After cannulation, the artery was perfused with 1% BSA Ringers for 20 minutes to wash out any remaining blood cells from the region supplied by the cannulated artery. Perfusion pressure was monitored throughout and flow rate adjusted (between 50 and 100 μL/min) to ensure the perfusion pressure did not exceed 70 mm Hg. This was followed by 4% paraformaldehyde (PFA) in 0.1 M phosphate buffer for 20 minutes. The steps that followed varied depending on the fluorescent probed used and are detailed in separate paragraphs below. Phalloidin was the main molecule used as it binds to cytoskeleton F-actin, which is known to be abundantly present in all cells and allows the distinction between arterioles and venules based on the F-actin and smooth muscle distribution pattern. Lectin was also used to label glycocalyx on the intraluminal side of endothelium. Lectin has the advantage of giving more precise labeling as it generally does not leech into the extraluminal region. Antibodies against endothelial and smooth muscle markers were used on some eyes, mostly in conjunction with phalloidin, to label for junctional protein distribution and for potential smooth muscle contractility.

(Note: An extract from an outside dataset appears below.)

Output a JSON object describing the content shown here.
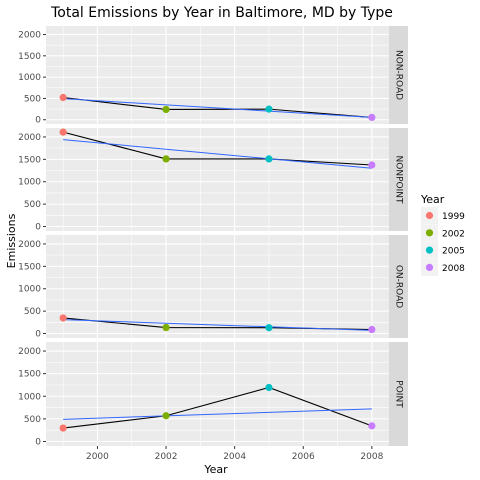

Four of the eyes were then perfusion labeled over the course of 2 hours using 1 mL 0.05 mM lectin from Triticum vulgaris conjugated with FITC (Sigma L4895; Sigma-Aldrich Pty. Ltd., St. Louis, MO, USA) or tetramethylrhodamine (TRITC; Sigma L5266). Any remaining lectin was washed out from the region by perfusing with 0.1 M phosphate buffer for another 30 minutes. The eyes were then immersion-fixed overnight at 4°C in 4% PFA protected from light.
Eight eyes were perfused with 0.1% Triton X-100 in 0.1 M phosphate buffer for 5 to 7 minutes to induce increased permeability for phalloidin. The residue Triton X-100 was washed out by continuous perfusion of phosphate buffer for another 20 minutes; 0.001 mM phalloidin conjugated to FITC (Sigma P5282) or TRITC (Sigma P1951) was perfused separately through the respective arteries over the course of 2 hours to allow ample time for sufficient labeling. Residue phalloidin was washed out by perfusing phosphate buffer for a further 30 minutes. The globes were then immersion-fixed in 4% PFA overnight in the refrigerator protected from light.
Six eyes were perfusion-labeled using the indirect immunofluorescent protocol. After the 4% PFA fixation step, residue fixatives were washed out from the system by continuous perfusion of 0.1 M phosphate buffer for 20 to 30 minutes. A solution comprising 10% donkey serum, 0.1% Triton X-100, and primary antibodies (1 in 50 dilution) was gradually injected into the cannula over the course of 1.5 hours. Residual primary antibodies were then removed by continuous perfusion of phosphate buffer for 30 minutes. This was followed by gradual injection of the corresponding secondary antibodies tagged with fluorescent probes, together with or without 30 U phalloidin conjugated to Alexa Fluor 647 or 488 (A22287 and A12379; Thermo Fisher Scientific, MA, USA) over the course of 1 hour. Residual fluorescent tagged secondary antibodies and phalloidin were then washed out by continuous perfusion of phosphate buffer for 30 minutes. The globes were then immerse-fixed overnight in 4% PFA in the refrigerator protected from light.
Primary antibodies used included goat anti-VE-Cadherin (SC-6458, six eyes; Thermo Fisher Scientific), rabbit anti-eNOS (ab66127, three eyes; Abcam, Melbourne, Victoria, Australia), rabbit anti-occludin (ab31721, one eye; Abcam), goat anti-αSMA (ab21027, one eye; Abcam), rabbit anti-calponin (ab46794, three eyes; Abcam), rabbit anti-αSMA (ab5694, one eye; Abcam), and rabbit anti-PTYR731 (SAB 4504676, one eye; Sigma-Aldrich Pty. Ltd.).
Secondary antibodies used included donkey anti-goat conjugated with Alexa Fluor 555 (Abcam ab150130), donkey anti-rabbit conjugated with Alexa Fluor 488 (Invitrogen A21206), and donkey anti-mouse conjugated with CF 633 (Sigma SAB4600131). Bis-benzamide (H33258, 1.2 μg/mL; Sigma-Aldrich Corp., St. Louis, MO, USA) was added to aid visualization of cell nuclei.